Background
Amendments to the Ontario Business Corporations Act (OBCA) came into force on July 5, 2021 and these changes included: i) eliminating the requirement that mandated each OBCA corporation to have a minimum 25% of the directors to be resident Canadians; ii) allowing private corporations to pass ordinary resolutions in writing with a majority shareholder approval, without the consent of the minority shareholders and without calling a meeting.
Directors’ Residency Requirement
The repeal of the directors’ residency requirement in section 118(3) of the OBCA allows all the directors of a Canadian corporation to be non-residents of Canada and this brings Ontario’s corporate statute into alignment with other Canadian provinces and territories including British Columbia, Alberta, Quebec, Nova Scotia and New Brunswick. The change adds competitive advantage to the Province of Ontario and helps attract foreign businesses that want to participate in the Canadian economy directly or through an Ontario subsidiary. It provides for greater flexibility for business that wish to be incorporated in Ontario without needing to find resident Canadians willing to act as directors.

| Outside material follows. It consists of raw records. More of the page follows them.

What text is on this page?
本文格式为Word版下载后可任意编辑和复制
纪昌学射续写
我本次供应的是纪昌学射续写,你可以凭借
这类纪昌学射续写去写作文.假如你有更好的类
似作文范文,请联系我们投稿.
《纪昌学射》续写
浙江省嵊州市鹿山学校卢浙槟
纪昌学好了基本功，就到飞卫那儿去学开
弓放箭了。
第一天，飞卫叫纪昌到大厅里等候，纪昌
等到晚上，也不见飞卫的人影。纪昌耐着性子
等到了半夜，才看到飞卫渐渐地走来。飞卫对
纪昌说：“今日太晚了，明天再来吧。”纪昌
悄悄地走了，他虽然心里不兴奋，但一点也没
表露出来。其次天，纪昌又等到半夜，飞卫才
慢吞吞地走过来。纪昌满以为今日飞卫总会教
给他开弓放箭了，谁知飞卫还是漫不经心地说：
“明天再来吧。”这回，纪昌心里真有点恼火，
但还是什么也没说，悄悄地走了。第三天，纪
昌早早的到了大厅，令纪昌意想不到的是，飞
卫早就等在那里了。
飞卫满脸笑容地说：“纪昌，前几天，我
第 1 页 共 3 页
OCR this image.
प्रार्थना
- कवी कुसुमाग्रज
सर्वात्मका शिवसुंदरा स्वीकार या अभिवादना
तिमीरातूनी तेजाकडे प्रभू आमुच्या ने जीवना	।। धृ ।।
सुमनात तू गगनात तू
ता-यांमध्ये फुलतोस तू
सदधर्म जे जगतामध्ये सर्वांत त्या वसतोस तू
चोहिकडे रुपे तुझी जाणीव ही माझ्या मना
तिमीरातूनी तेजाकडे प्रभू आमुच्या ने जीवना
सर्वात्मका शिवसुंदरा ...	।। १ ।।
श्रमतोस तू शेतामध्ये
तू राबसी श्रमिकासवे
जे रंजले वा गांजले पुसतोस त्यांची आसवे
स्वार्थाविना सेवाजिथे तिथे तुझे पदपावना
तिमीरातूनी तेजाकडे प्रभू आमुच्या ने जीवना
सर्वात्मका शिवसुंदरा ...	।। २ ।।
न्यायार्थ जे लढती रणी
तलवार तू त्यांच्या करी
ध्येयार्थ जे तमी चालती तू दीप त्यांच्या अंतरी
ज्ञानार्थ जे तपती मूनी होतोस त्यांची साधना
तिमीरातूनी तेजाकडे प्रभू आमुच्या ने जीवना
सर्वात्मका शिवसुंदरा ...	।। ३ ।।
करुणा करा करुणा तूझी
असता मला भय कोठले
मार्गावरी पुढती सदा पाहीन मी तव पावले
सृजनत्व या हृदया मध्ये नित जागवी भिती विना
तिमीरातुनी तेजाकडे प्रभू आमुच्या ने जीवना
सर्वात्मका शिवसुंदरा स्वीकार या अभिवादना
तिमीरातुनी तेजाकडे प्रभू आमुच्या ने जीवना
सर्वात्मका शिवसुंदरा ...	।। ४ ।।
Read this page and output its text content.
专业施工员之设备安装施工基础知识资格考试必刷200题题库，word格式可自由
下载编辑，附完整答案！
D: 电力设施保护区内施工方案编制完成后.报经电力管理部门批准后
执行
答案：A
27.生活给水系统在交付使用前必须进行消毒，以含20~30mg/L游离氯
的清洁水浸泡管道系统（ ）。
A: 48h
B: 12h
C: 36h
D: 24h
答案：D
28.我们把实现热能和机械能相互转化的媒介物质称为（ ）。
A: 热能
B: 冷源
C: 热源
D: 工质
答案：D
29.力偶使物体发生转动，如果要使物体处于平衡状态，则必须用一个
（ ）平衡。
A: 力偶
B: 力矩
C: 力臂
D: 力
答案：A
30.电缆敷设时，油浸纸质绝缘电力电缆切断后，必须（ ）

Ordinary Shareholder Resolutions In Writing
Another amendment to the OBCA allows private (non-offering) Ontario corporations to pass ordinary shareholder resolutions in writing, in lieu of a shareholder meeting, where they have been approved by a majority of shareholders entitled to vote on the resolution. Previously, it was required for all shareholders entitled to vote on the resolution to sign the resolution in writing. However, this unanimity is still required for all special resolutions of shareholders and all resolutions in writing for the directors.